Pollan: “Als hij gelijk heeft, wijst hij op iets zeer wezenlijks. We zouden het succes van het voedselsysteem als geheel moeten meten aan de hand van wat er in de bodem gebeurt. Geven we aan de bodem of nemen we alleen maar? Het is ook een van de grote uitdagingen met betrekking tot klimaatverandering. We moeten meer CO2 de grond in zien te krijgen. Gelukkig weten we al hoe we dat moeten doen, want dat is precies wat er gebeurt in de biologische landbouw. Elke vorm van landbouw die ten koste van de bodemkwaliteit gaat is geen duurzame landbouw. We zien overal om ons heen dat daar waar de bodemkwaliteit achteruit gaat de opbrengsten uiteindelijk dalen. Bodemkwaliteit is geen ‘sexy’ onderwerp, maar de bodem is wel de kern van het probleem. De kwaliteit van ons voedsel, de atmosfeer en klimaatverandering, hangen allemaal samen met de bodem. Daarom is het ook zo jammer dat er een tekort is aan onderzoek naar het effect van verschillende productiemethoden op de bodem en de mate waarin die methoden er in slagen CO2 in de bodem op te slaan. Daar lijkt langzaam verandering in te komen, maar het onderzoeken van de bodem is lastig omdat er allerlei factoren mee spelen zoals bodem structuur, regenval, zonlicht et cetera. Toch hebben we standaarden nodig die ons in staat stellen om boeren te gaan belonen die er in slagen om CO2 in de bodem op te slaan. Die zouden we moeten betalen.

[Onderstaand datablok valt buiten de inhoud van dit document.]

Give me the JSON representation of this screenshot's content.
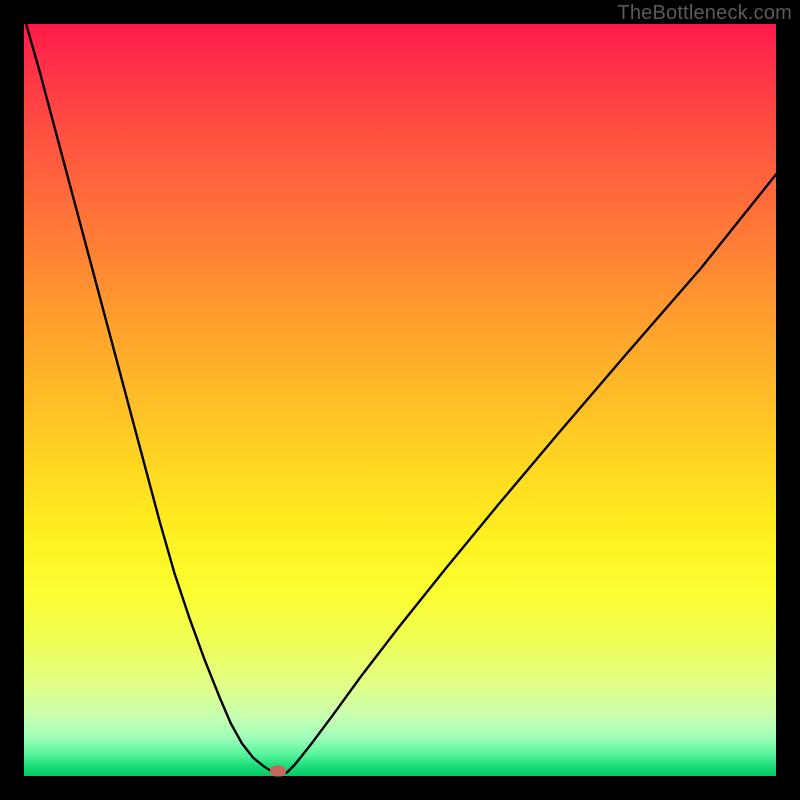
{
  "watermark": "TheBottleneck.com",
  "colors": {
    "frame": "#000000",
    "gradient_top": "#ff1a4a",
    "gradient_bottom": "#00c861",
    "curve": "#000000",
    "marker": "#c1695a"
  },
  "chart_data": {
    "type": "line",
    "title": "",
    "xlabel": "",
    "ylabel": "",
    "xlim": [
      0,
      100
    ],
    "ylim": [
      0,
      100
    ],
    "x": [
      0,
      2,
      4,
      6,
      8,
      10,
      12,
      14,
      16,
      18,
      20,
      22,
      24,
      26,
      27.5,
      29,
      30.5,
      32,
      33,
      33.8,
      34.4,
      35,
      36,
      38,
      41,
      45,
      50,
      56,
      63,
      71,
      80,
      90,
      100
    ],
    "y": [
      101,
      94,
      86.5,
      79,
      71.5,
      64,
      56.5,
      49,
      41.5,
      34,
      27,
      21,
      15.5,
      10.5,
      7,
      4.3,
      2.4,
      1.2,
      0.6,
      0.4,
      0.3,
      0.5,
      1.5,
      4,
      8,
      13.5,
      20,
      27.5,
      36,
      45.5,
      56,
      67.5,
      80
    ],
    "marker": {
      "x": 33.8,
      "y": 0.6
    },
    "notes": "Axes and ticks are not displayed; values are normalized 0–100 as a fraction of the plot area width/height. The curve resembles |x − x0| shaped bottleneck with minimum near x≈34%."
  }
}
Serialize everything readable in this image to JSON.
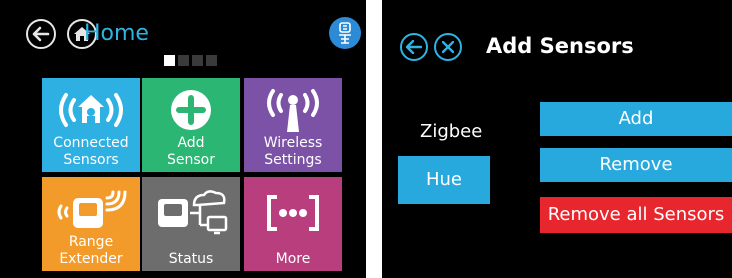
{
  "left": {
    "header": {
      "title": "Home"
    },
    "pager": {
      "pages": 4,
      "current": 1
    },
    "tiles": [
      {
        "line1": "Connected",
        "line2": "Sensors",
        "color": "#2fb0e3",
        "icon": "connected-sensors-icon"
      },
      {
        "line1": "Add",
        "line2": "Sensor",
        "color": "#2bb673",
        "icon": "add-icon"
      },
      {
        "line1": "Wireless",
        "line2": "Settings",
        "color": "#7b52a6",
        "icon": "wireless-icon"
      },
      {
        "line1": "Range",
        "line2": "Extender",
        "color": "#f39b2a",
        "icon": "range-extender-icon"
      },
      {
        "line1": "Status",
        "line2": "",
        "color": "#6d6d6d",
        "icon": "status-icon"
      },
      {
        "line1": "More",
        "line2": "",
        "color": "#b93e7d",
        "icon": "more-icon"
      }
    ]
  },
  "right": {
    "header": {
      "title": "Add Sensors"
    },
    "protocols": {
      "zigbee": "Zigbee",
      "hue": "Hue"
    },
    "actions": {
      "add": "Add",
      "remove": "Remove",
      "remove_all": "Remove all Sensors"
    },
    "colors": {
      "accent": "#28a9de",
      "danger": "#e8262e"
    }
  }
}
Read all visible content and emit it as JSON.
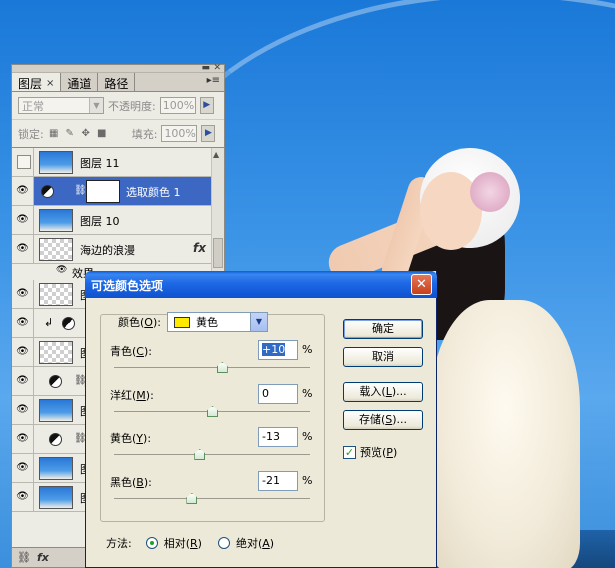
{
  "layers_panel": {
    "tabs": [
      {
        "label": "图层",
        "close": "×"
      },
      {
        "label": "通道"
      },
      {
        "label": "路径"
      }
    ],
    "blend_mode": "正常",
    "opacity_label": "不透明度:",
    "opacity_value": "100%",
    "lock_label": "锁定:",
    "fill_label": "填充:",
    "fill_value": "100%",
    "layers": [
      {
        "name": "图层 11",
        "visible": false
      },
      {
        "name": "选取颜色 1",
        "visible": true,
        "selected": true
      },
      {
        "name": "图层 10",
        "visible": true
      },
      {
        "name": "海边的浪漫",
        "visible": true,
        "fx": "fx"
      },
      {
        "name": "效果",
        "indent": true
      },
      {
        "name": "图",
        "visible": true
      },
      {
        "name": "",
        "visible": true
      },
      {
        "name": "图",
        "visible": true
      },
      {
        "name": "图",
        "visible": true
      },
      {
        "name": "图",
        "visible": true
      },
      {
        "name": "",
        "visible": true
      },
      {
        "name": "图",
        "visible": true
      },
      {
        "name": "图",
        "visible": true
      }
    ],
    "bottom_icons": [
      "link-icon",
      "fx-icon"
    ]
  },
  "dialog": {
    "title": "可选颜色选项",
    "close_glyph": "✕",
    "color_label": "颜色(",
    "color_accel": "O",
    "color_label_end": "):",
    "color_value": "黄色",
    "color_swatch": "#ffea00",
    "sliders": [
      {
        "label": "青色(",
        "accel": "C",
        "label_end": "):",
        "value": "+10",
        "position": 0.55,
        "selected": true
      },
      {
        "label": "洋红(",
        "accel": "M",
        "label_end": "):",
        "value": "0",
        "position": 0.5,
        "selected": false
      },
      {
        "label": "黄色(",
        "accel": "Y",
        "label_end": "):",
        "value": "-13",
        "position": 0.435,
        "selected": false
      },
      {
        "label": "黑色(",
        "accel": "B",
        "label_end": "):",
        "value": "-21",
        "position": 0.395,
        "selected": false
      }
    ],
    "percent": "%",
    "buttons": {
      "ok": "确定",
      "cancel": "取消",
      "load": "载入(",
      "load_accel": "L",
      "load_end": ")...",
      "save": "存储(",
      "save_accel": "S",
      "save_end": ")..."
    },
    "preview": {
      "label": "预览(",
      "accel": "P",
      "label_end": ")",
      "checked": true
    },
    "method": {
      "label": "方法:",
      "relative": {
        "label": "相对(",
        "accel": "R",
        "label_end": ")",
        "checked": true
      },
      "absolute": {
        "label": "绝对(",
        "accel": "A",
        "label_end": ")",
        "checked": false
      }
    }
  }
}
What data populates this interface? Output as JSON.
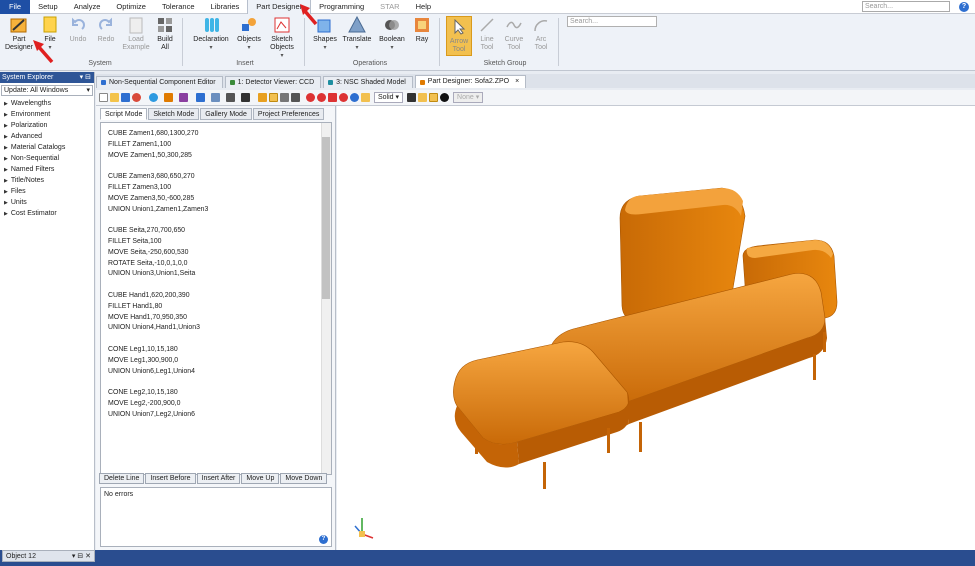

Maar daar is nog veel onderzoek van universiteiten voor nodig.”

Biologisch en intensief
We vragen hem hoe hij zou reageren op diegenen die zullen zeggen dat hij het verkeerde system beloont omdat biologische landbouw er niet in zal slagen de wereld te voeden.
“De intensieve landbouw zal dat wellicht nog een tijdje doen, maar niet voor al te lang. Het is afhankelijk van het uitputten van de bodem, wat niet eindeloos door kan gaan. Daarnaast zijn dergelijke uitspraken gebaseerd op de aanname dat de intensieve landbouw inderdaad kan voeden. Tot noch toe is dat niet het geval geweest. Het is dus nog maar de vraag of verdere intensivering ons wel verder brengt. We hebben geen reden er vanuit te gaan dat we op die manier de wereld kunnen voeden. Daar wil ik ook direct bij zeggen dat biologisch ook niet het enige systeem is. De opbrengsten van biologische landbouw komen steeds dichter bij die van de conventionele landbouw te liggen en overstijgen die zelfs gedurende droge jaren. Maar, het merendeel van de wereld is zowel niet biologisch als niet intensief en bestaat uit laag intensieve landbouw. Als we dat op kunnen vijzelen naar de standaarden van moderne biologische landbouw, zouden de opbrengsten kunnen verdubbelen. Ja, het is arbeidsintensief, maar de vraag is of dat een probleem is of een zegen? In de meeste delen van de wereld is het een zegen. Waarom zouden we een landbouwsysteem willen dat de meeste mensen van het land stuurt, naar de steden waar zij honger zullen lijden? Wat heeft dat nog met voedselzekerheid van doen? Kortom, ik kan jullie niet vertellen welke systemen de wereld in de toekomst zullen voeden, maar ik weet wel dat het huidige systeem dat niet doet.”

Gentechnologie
Pollan wil nog een aanname in het debat over de toekomst van de landbouw aan de orde stellen. Dat is het idee dat gentechnologie een noodzakelijk onderdeel is van de oplossing van het wereldvoedselvraagstuk. “Gentechnologie heeft het probleem van de opbrengsten niet opgelost. Dat is simpelweg niet wat het doet. Ze hebben het onkruidprobleem tijdelijk opgelost, en nu moeten we een stap zetten naar nog schadelijkere herbiciden. Tot noch toe heeft het weinig gebracht. Het leven van een bepaald soort boeren is er makkelijker door geworden en het heeft hen in staat gesteld om nog groter te worden. Ik ben er niet van overtuigd dat genetische modificatie zo'n fantastische techniek is. Wel vind ik dat we hen uit moeten dagen om met iets echt goeds te komen in plaats van het categorisch af te wijzen. Wie weet ontwikkelen ze nog eens echt voedzame, gezonde en veerkrachtige gewassen. Maar het is duidelijk dat Round up Ready Soy en BT-mais en BT-katoen daar niet toe behoren. Die hebben niets bijgedragen aan een betere wereld.”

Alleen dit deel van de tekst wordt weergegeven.